'Marés Vivas'. Uma odisseia cinematográfica em tom chinês
Nascido em Fenyang, na província de Shanxi, em 1970, Jia Zhang-ke é um dos cineastas chineses que nos tem ajudado a compreender um pouco melhor o seu país, muito para lá do esquematismo dos clichés mediáticos ou da retórica política.
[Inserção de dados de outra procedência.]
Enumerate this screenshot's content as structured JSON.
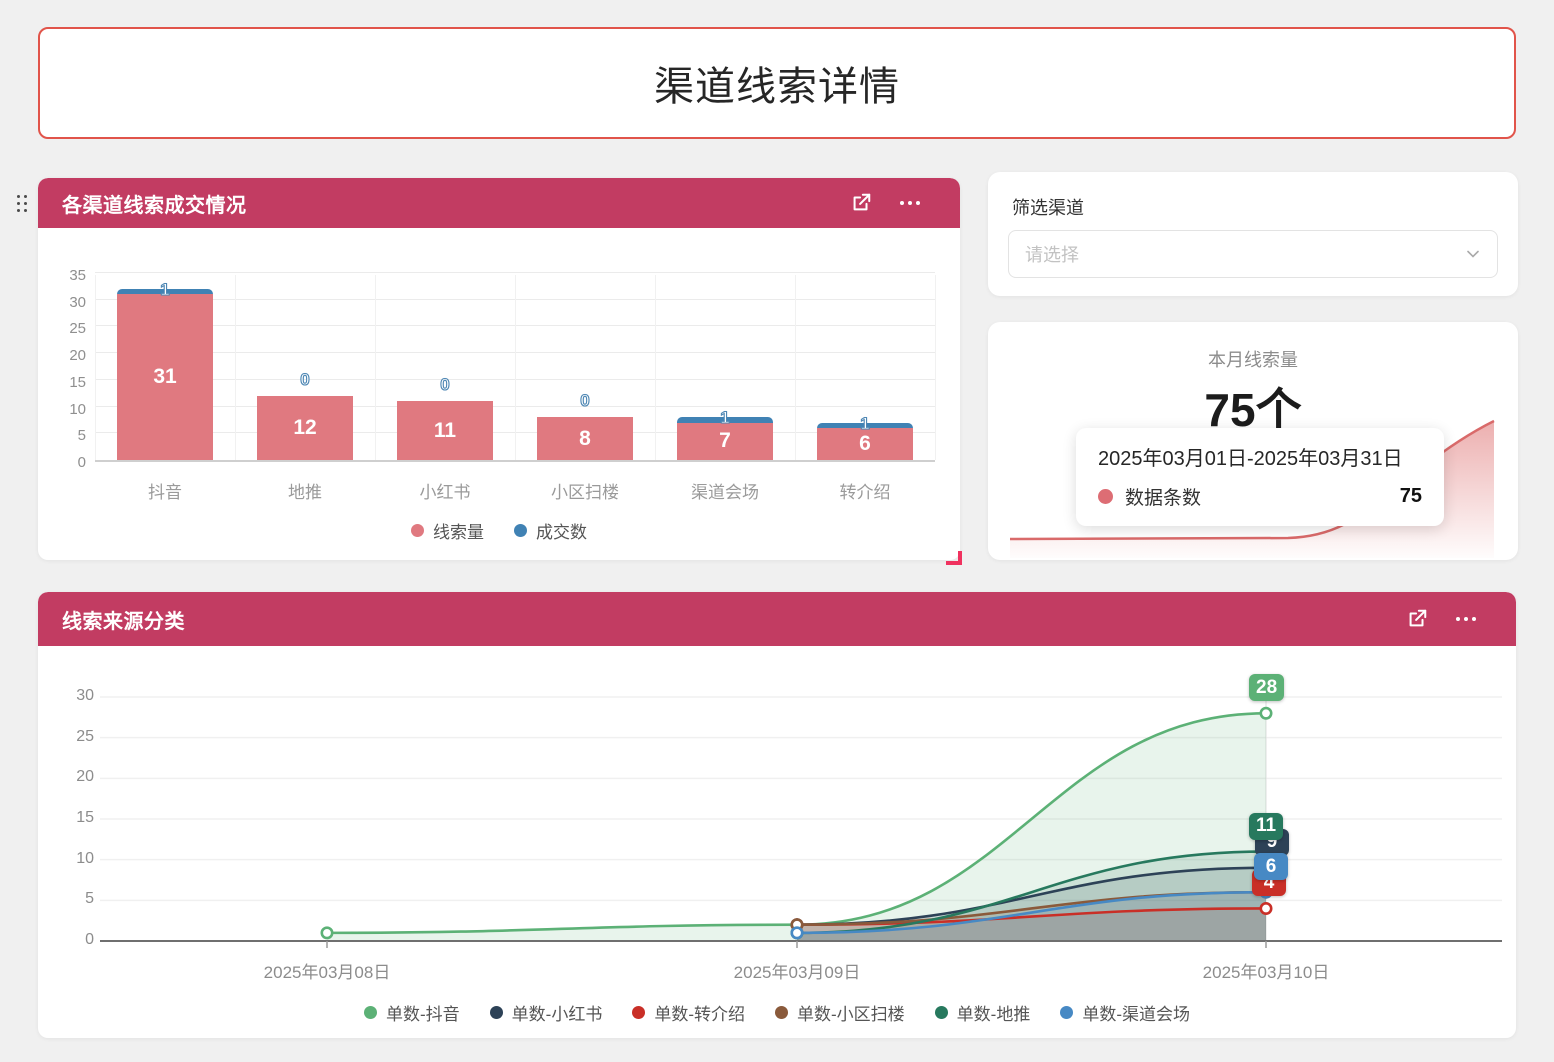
{
  "page_title": "渠道线索详情",
  "bar_card": {
    "title": "各渠道线索成交情况",
    "icons": [
      "export-icon",
      "more-icon"
    ],
    "chart": {
      "type": "bar",
      "categories": [
        "抖音",
        "地推",
        "小红书",
        "小区扫楼",
        "渠道会场",
        "转介绍"
      ],
      "series": [
        {
          "name": "线索量",
          "color": "#e07980",
          "values": [
            31,
            12,
            11,
            8,
            7,
            6
          ]
        },
        {
          "name": "成交数",
          "color": "#4082b4",
          "values": [
            1,
            0,
            0,
            0,
            1,
            1
          ]
        }
      ],
      "y_ticks": [
        0,
        5,
        10,
        15,
        20,
        25,
        30,
        35
      ],
      "ylim": [
        0,
        35
      ],
      "legend_position": "bottom"
    }
  },
  "filter_card": {
    "label": "筛选渠道",
    "placeholder": "请选择"
  },
  "stat_card": {
    "title": "本月线索量",
    "value": "75个",
    "tooltip": {
      "range": "2025年03月01日-2025年03月31日",
      "series": "数据条数",
      "count": "75"
    },
    "sparkline_color": "#d96a6a"
  },
  "line_card": {
    "title": "线索来源分类",
    "icons": [
      "export-icon",
      "more-icon"
    ],
    "chart": {
      "type": "line",
      "x": [
        "2025年03月08日",
        "2025年03月09日",
        "2025年03月10日"
      ],
      "y_ticks": [
        0,
        5,
        10,
        15,
        20,
        25,
        30
      ],
      "ylim": [
        0,
        33
      ],
      "legend_position": "bottom",
      "series": [
        {
          "name": "单数-抖音",
          "color": "#5cb176",
          "points": [
            [
              0,
              1
            ],
            [
              1,
              2
            ],
            [
              2,
              28
            ]
          ],
          "end_label": "28"
        },
        {
          "name": "单数-小红书",
          "color": "#2d4257",
          "points": [
            [
              1,
              2
            ],
            [
              2,
              9
            ]
          ],
          "end_label": "9"
        },
        {
          "name": "单数-转介绍",
          "color": "#c92f27",
          "points": [
            [
              1,
              2
            ],
            [
              2,
              4
            ]
          ],
          "end_label": "4"
        },
        {
          "name": "单数-小区扫楼",
          "color": "#8a5a3b",
          "points": [
            [
              1,
              2
            ],
            [
              2,
              6
            ]
          ],
          "end_label": ""
        },
        {
          "name": "单数-地推",
          "color": "#27795e",
          "points": [
            [
              1,
              1
            ],
            [
              2,
              11
            ]
          ],
          "end_label": "11"
        },
        {
          "name": "单数-渠道会场",
          "color": "#4789c4",
          "points": [
            [
              1,
              1
            ],
            [
              2,
              6
            ]
          ],
          "end_label": "6"
        }
      ]
    }
  }
}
Com a estreia de Marés Vivas (revelado na competição de Cannes, em 2024), o seu sistema narrativo encontra um fascinante ponto de equilíbrio: ao percorrer as duas primeiras décadas deste século XXI, Jia Zhang-ke está também a revisitar momentos emblemáticos da sua própria filmografia.
Na sua abrangência temporal e dramática, o filme é um legítimo herdeiro de um género multinacional - o melodrama - que, além do mais, sabe evitar as convenções de um certo cinema “histórico”, em que se confunde o fazer história com a acumulação de personagens que se esgotam na sua banalidade “simbólica”. Aliás, se simbolismo aqui existe, é de natureza pessoal e conjugal - isto porque no centro de Marés Vivas surge, uma vez mais, a híper talentosa Zhao Tao, casada com Jia Zhang-ke e musa do seu cinema desde Plataforma (2000), uma evocação da ressaca social e cultural gerada pelas convulsões da Revolução Cultural maoista.
Em Marés Vivas, Zhao Tao interpreta Qiao Qiao, uma jovem da cidade de Datong (na província de Shanxi) que, no ano de 2001, trabalha como cantora em clubes noturnos e também como modelo num grande armazém da zona comercial da cidade. Para lá das singularidades do momento, dir-se-ia que Qiao Qiao é uma “sobrevivente” do cinema de Jia Zhang-ke, uma vez que já tinha assumido personagens com o mesmo nome, ainda que no seio de histórias bem diferentes, em Unknown Pleasures (2002) e As Cinzas Brancas Mais Puras (2018). Tal como em Plataforma, filme centrado numa banda rock que não corresponderia aos ideais da cultura maoista, também em Marés Vivas vamos escutando canções (algumas delas ocidentais) que estão longe de se esgotar num qualquer lugar-comum sociológico ou pitoresco.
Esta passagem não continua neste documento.